On the factory floor, there are other signs of the company’s heritage and ingenuity. A volume knob from a Telecaster is used in one machine to flatten out fretboards after the original tool broke; old firehoses are used to press together wood for guitar necks; a rack on the ceiling of the factory that was originally intended for drying painted guitars now holds excess inventory. There are hulking, green machines with paint stripped down to their silvery innards where decades of workers have laid their hands while using them. The original guitar produced by Leo Fender, a prototype of the “Broadcaster” (which due to a copyright battle ended up being called the Telecaster), hangs in a hallway, accompanied by other famous instruments produced by the 73-year-old guitar company.

But at the same time, there are glimpses at a more technical future. The wood for guitar bodies is aged and humidified in temperature-controlled racks that are linked up to sensors connected to an Amazon Web Services dashboard that managers can access from their phones wherever they are. If anything goes awry, they can find out instantly, not when someone next decided to check on the wood. “If you didn’t put the country of origin on a guitar, you probably could have told the difference from the US, Mexican, or a Southeast Asian model,” Mooney said. “That’s not as easy to do anymore because the quality of all three of gone up.”

Using old firehoses to glue together guitar necks.
Using old firehoses to glue together guitar necks.
Image: Quartz/Mike Murphy

Fender is trying to merge its traditions with the direction music is going. It no longer takes generations for music genres to emerge, or culture-defining artists to top the charts. Spotify, YouTube, Soundcloud, and social media have made it easier for anyone to be recognized for their talents near-instantly. Creating instruments and technologies that are as flexible as the music people want to create is a difficult task, as is making money doing that. But Mooney is optimistic, telling me that the company’s Mustang amps are now the best-selling digital amps in the world, and adding that technology helping the business in unexpected ways. The amps have companion apps that let players tune to custom presets, and Fender has all the data on what’s most popular. “It tells you something about the profile of someone who’s buying a digital amp as opposed to a tube amp,” he said. “It was designed as a companion to the product, but it’s giving a whole bunch of info on how to evolve the product.”

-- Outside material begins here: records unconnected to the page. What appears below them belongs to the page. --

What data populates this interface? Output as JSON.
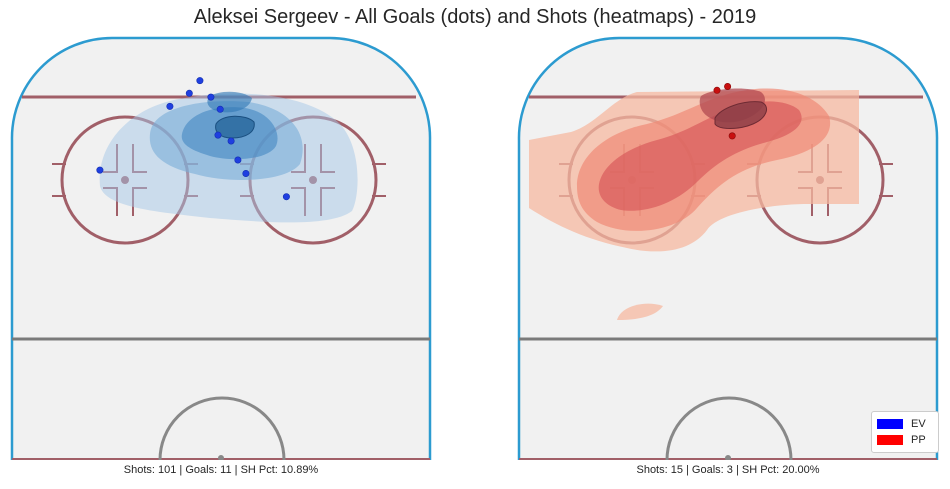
{
  "title": "Aleksei Sergeev - All Goals (dots) and Shots (heatmaps) - 2019",
  "colors": {
    "ev": "#0000ff",
    "pp": "#ff0000"
  },
  "chart_data": [
    {
      "type": "scatter",
      "panel": "EV",
      "heatmap": "blues",
      "caption": "Shots: 101 | Goals: 11 | SH Pct: 10.89%",
      "shots": 101,
      "goals": 11,
      "sh_pct": "10.89%",
      "goal_points": [
        {
          "x": 37.9,
          "y": 83.8
        },
        {
          "x": 42.5,
          "y": 86.9
        },
        {
          "x": 45.0,
          "y": 89.9
        },
        {
          "x": 47.6,
          "y": 86.0
        },
        {
          "x": 49.3,
          "y": 77.0
        },
        {
          "x": 49.8,
          "y": 83.1
        },
        {
          "x": 52.4,
          "y": 75.6
        },
        {
          "x": 54.0,
          "y": 71.1
        },
        {
          "x": 55.9,
          "y": 67.9
        },
        {
          "x": 21.3,
          "y": 68.7
        },
        {
          "x": 65.5,
          "y": 62.4
        }
      ]
    },
    {
      "type": "scatter",
      "panel": "PP",
      "heatmap": "reds",
      "caption": "Shots: 15 | Goals: 3 | SH Pct: 20.00%",
      "shots": 15,
      "goals": 3,
      "sh_pct": "20.00%",
      "goal_points": [
        {
          "x": 47.4,
          "y": 87.6
        },
        {
          "x": 49.9,
          "y": 88.5
        },
        {
          "x": 51.0,
          "y": 76.8
        }
      ]
    }
  ],
  "legend": {
    "items": [
      {
        "label": "EV",
        "color": "#0000ff"
      },
      {
        "label": "PP",
        "color": "#ff0000"
      }
    ]
  }
}
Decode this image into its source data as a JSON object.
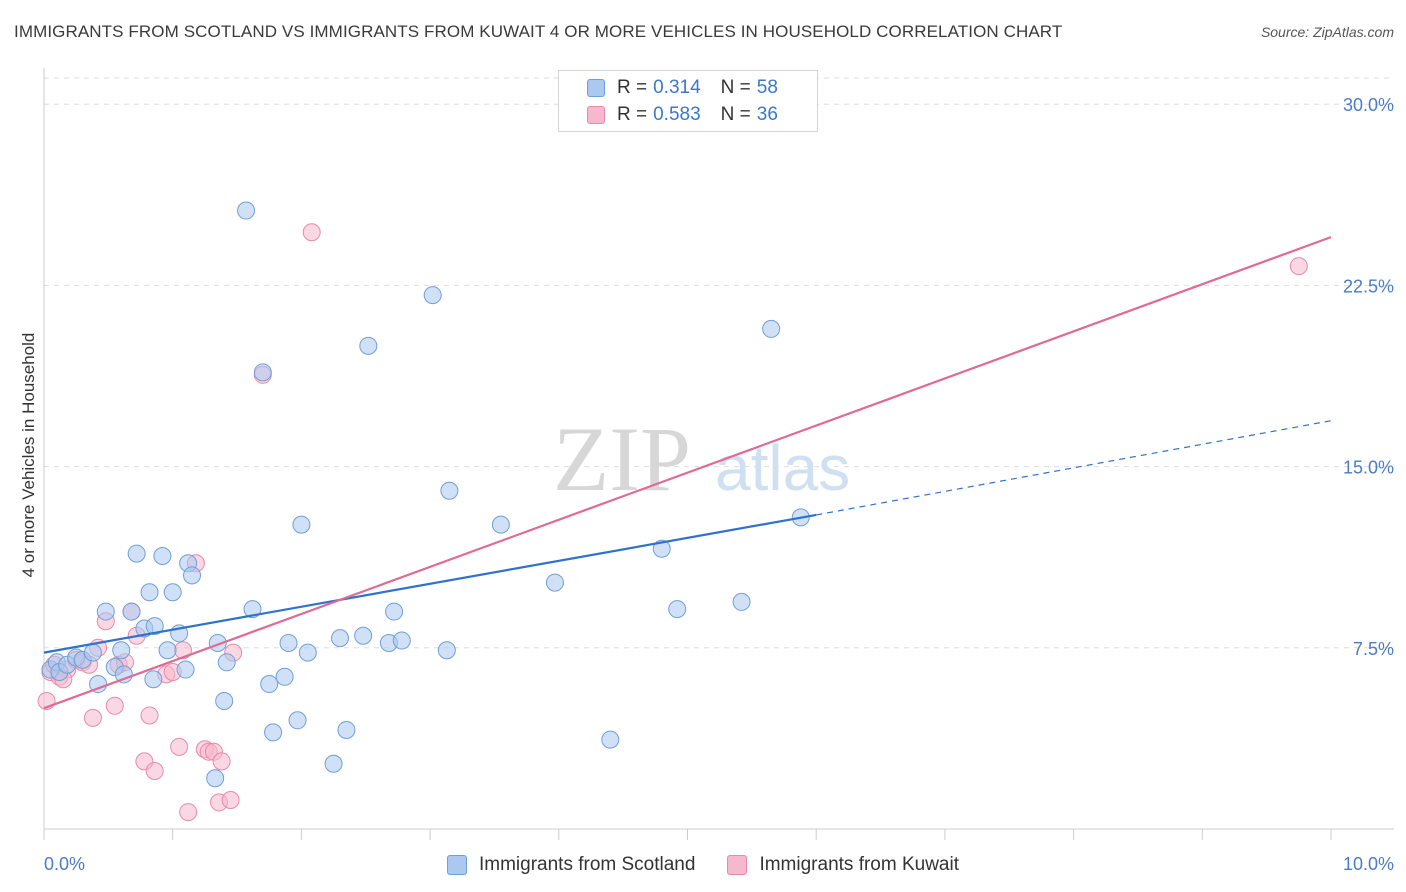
{
  "header": {
    "title": "IMMIGRANTS FROM SCOTLAND VS IMMIGRANTS FROM KUWAIT 4 OR MORE VEHICLES IN HOUSEHOLD CORRELATION CHART",
    "source": "Source: ZipAtlas.com"
  },
  "legend": {
    "r_label": "R =",
    "n_label": "N =",
    "scotland": {
      "r": "0.314",
      "n": "58"
    },
    "kuwait": {
      "r": "0.583",
      "n": "36"
    }
  },
  "watermark": {
    "zip": "ZIP",
    "atlas": "atlas"
  },
  "colors": {
    "scotland_fill": "#aac8f0",
    "scotland_stroke": "#6f9fd8",
    "scotland_line": "#2f72cc",
    "kuwait_fill": "#f6b8cc",
    "kuwait_stroke": "#e98aa8",
    "kuwait_line": "#e06a96",
    "grid": "#dddddd",
    "tick_text": "#4a7cc7"
  },
  "chart_data": {
    "type": "scatter",
    "title": "IMMIGRANTS FROM SCOTLAND VS IMMIGRANTS FROM KUWAIT 4 OR MORE VEHICLES IN HOUSEHOLD CORRELATION CHART",
    "xlabel": "",
    "ylabel": "4 or more Vehicles in Household",
    "xlim": [
      0,
      10
    ],
    "ylim": [
      0,
      31.5
    ],
    "x_tick_labels": [
      "0.0%",
      "10.0%"
    ],
    "y_ticks": [
      7.5,
      15.0,
      22.5,
      30.0
    ],
    "y_tick_labels": [
      "7.5%",
      "15.0%",
      "22.5%",
      "30.0%"
    ],
    "series": [
      {
        "name": "Immigrants from Scotland",
        "points": [
          [
            0.05,
            6.6
          ],
          [
            0.1,
            6.9
          ],
          [
            0.12,
            6.5
          ],
          [
            0.18,
            6.8
          ],
          [
            0.25,
            7.1
          ],
          [
            0.3,
            7.0
          ],
          [
            0.38,
            7.3
          ],
          [
            0.42,
            6.0
          ],
          [
            0.48,
            9.0
          ],
          [
            0.55,
            6.7
          ],
          [
            0.6,
            7.4
          ],
          [
            0.62,
            6.4
          ],
          [
            0.68,
            9.0
          ],
          [
            0.72,
            11.4
          ],
          [
            0.78,
            8.3
          ],
          [
            0.82,
            9.8
          ],
          [
            0.86,
            8.4
          ],
          [
            0.92,
            11.3
          ],
          [
            0.96,
            7.4
          ],
          [
            1.0,
            9.8
          ],
          [
            1.05,
            8.1
          ],
          [
            1.1,
            6.6
          ],
          [
            1.12,
            11.0
          ],
          [
            1.15,
            10.5
          ],
          [
            1.35,
            7.7
          ],
          [
            1.4,
            5.3
          ],
          [
            1.42,
            6.9
          ],
          [
            1.57,
            25.6
          ],
          [
            1.62,
            9.1
          ],
          [
            1.7,
            18.9
          ],
          [
            1.75,
            6.0
          ],
          [
            1.78,
            4.0
          ],
          [
            1.87,
            6.3
          ],
          [
            1.9,
            7.7
          ],
          [
            1.97,
            4.5
          ],
          [
            2.0,
            12.6
          ],
          [
            2.05,
            7.3
          ],
          [
            2.25,
            2.7
          ],
          [
            2.3,
            7.9
          ],
          [
            2.35,
            4.1
          ],
          [
            2.48,
            8.0
          ],
          [
            2.52,
            20.0
          ],
          [
            2.68,
            7.7
          ],
          [
            2.72,
            9.0
          ],
          [
            2.78,
            7.8
          ],
          [
            3.02,
            22.1
          ],
          [
            3.13,
            7.4
          ],
          [
            3.15,
            14.0
          ],
          [
            3.55,
            12.6
          ],
          [
            3.97,
            10.2
          ],
          [
            4.4,
            3.7
          ],
          [
            4.8,
            11.6
          ],
          [
            4.92,
            9.1
          ],
          [
            5.42,
            9.4
          ],
          [
            5.65,
            20.7
          ],
          [
            5.88,
            12.9
          ],
          [
            1.33,
            2.1
          ],
          [
            0.85,
            6.2
          ]
        ],
        "regression": {
          "x0": 0,
          "y0": 7.3,
          "x1": 6.0,
          "y1": 13.0,
          "dashed_to_x": 10,
          "dashed_to_y": 16.9
        }
      },
      {
        "name": "Immigrants from Kuwait",
        "points": [
          [
            0.02,
            5.3
          ],
          [
            0.05,
            6.5
          ],
          [
            0.08,
            6.8
          ],
          [
            0.12,
            6.3
          ],
          [
            0.18,
            6.6
          ],
          [
            0.25,
            7.0
          ],
          [
            0.3,
            6.9
          ],
          [
            0.35,
            6.8
          ],
          [
            0.38,
            4.6
          ],
          [
            0.42,
            7.5
          ],
          [
            0.48,
            8.6
          ],
          [
            0.55,
            5.1
          ],
          [
            0.58,
            6.8
          ],
          [
            0.63,
            6.9
          ],
          [
            0.68,
            9.0
          ],
          [
            0.72,
            8.0
          ],
          [
            0.78,
            2.8
          ],
          [
            0.82,
            4.7
          ],
          [
            0.86,
            2.4
          ],
          [
            0.95,
            6.4
          ],
          [
            1.0,
            6.5
          ],
          [
            1.05,
            3.4
          ],
          [
            1.08,
            7.4
          ],
          [
            1.12,
            0.7
          ],
          [
            1.18,
            11.0
          ],
          [
            1.25,
            3.3
          ],
          [
            1.28,
            3.2
          ],
          [
            1.32,
            3.2
          ],
          [
            1.36,
            1.1
          ],
          [
            1.38,
            2.8
          ],
          [
            1.45,
            1.2
          ],
          [
            1.47,
            7.3
          ],
          [
            1.7,
            18.8
          ],
          [
            2.08,
            24.7
          ],
          [
            9.75,
            23.3
          ],
          [
            0.15,
            6.2
          ]
        ],
        "regression": {
          "x0": 0,
          "y0": 5.0,
          "x1": 10,
          "y1": 24.5
        }
      }
    ]
  },
  "bottom_legend": {
    "scotland": "Immigrants from Scotland",
    "kuwait": "Immigrants from Kuwait"
  }
}
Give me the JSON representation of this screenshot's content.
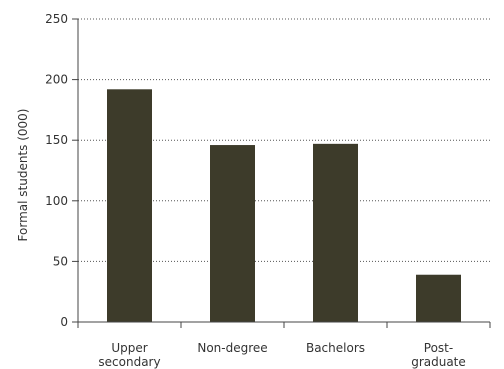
{
  "chart_data": {
    "type": "bar",
    "title": "",
    "xlabel": "",
    "ylabel": "Formal students (000)",
    "categories": [
      [
        "Upper",
        "secondary"
      ],
      [
        "Non-degree"
      ],
      [
        "Bachelors"
      ],
      [
        "Post-",
        "graduate"
      ]
    ],
    "values": [
      192,
      146,
      147,
      39
    ],
    "ylim": [
      0,
      250
    ],
    "yticks": [
      "0",
      "50",
      "100",
      "150",
      "200",
      "250"
    ],
    "grid": "dotted horizontal",
    "bar_color": "#3d3b2a"
  }
}
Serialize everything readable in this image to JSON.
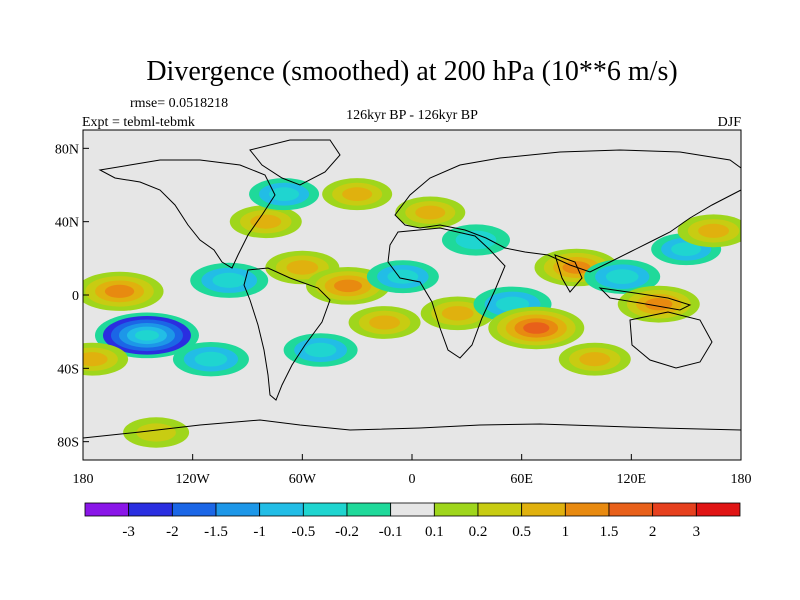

A worker hammering frets into a neck at the plant
A worker hammering frets into a neck at the plant.
Image: Quartz/Mike Murphy

Mooney said he envisions in the future that the app, called Fender Tone, could end up “being a standalone thing,” where an amplifier isn’t even in the mix and a user plugs their guitar right into a computer, pulls up the preset they’re after, and starts recording without anything else. Looking ahead, Mooney said he expects software to play an outsized role in the company’s successes. It’s growing from nothing, so any increases in the short term will look massive, but he conceded that within the next five years, Fender’s hardware sales will still make up the bulk of its revenue. With Songs, Fender not only has to give Apple its 30% App Store cut, but also pay the artists whose songs users are listening to. “So the profit margins on these apps for us is probably less than other people who are starting meditation apps or something like that,” Mooney said. Overall, the company has grown by “high single digits, low double digits” each year that Mooney has been in charge, and he said he expects that to continue this year.

Whether much will change for Fender’s sales will depend on if it can keep new musicians to keep playing, and for more experienced players to want increasingly fancy instruments. But what’s likely not going to change, at least not very much more, will be Leo Fender’s iconic designs, which have endured every cultural shift the world has been able to throw at it. They are a platform like another other product, that lets you do with them whatever you want.

“I think why these designs have survived the test of time is that form follows function,” Mooney posited.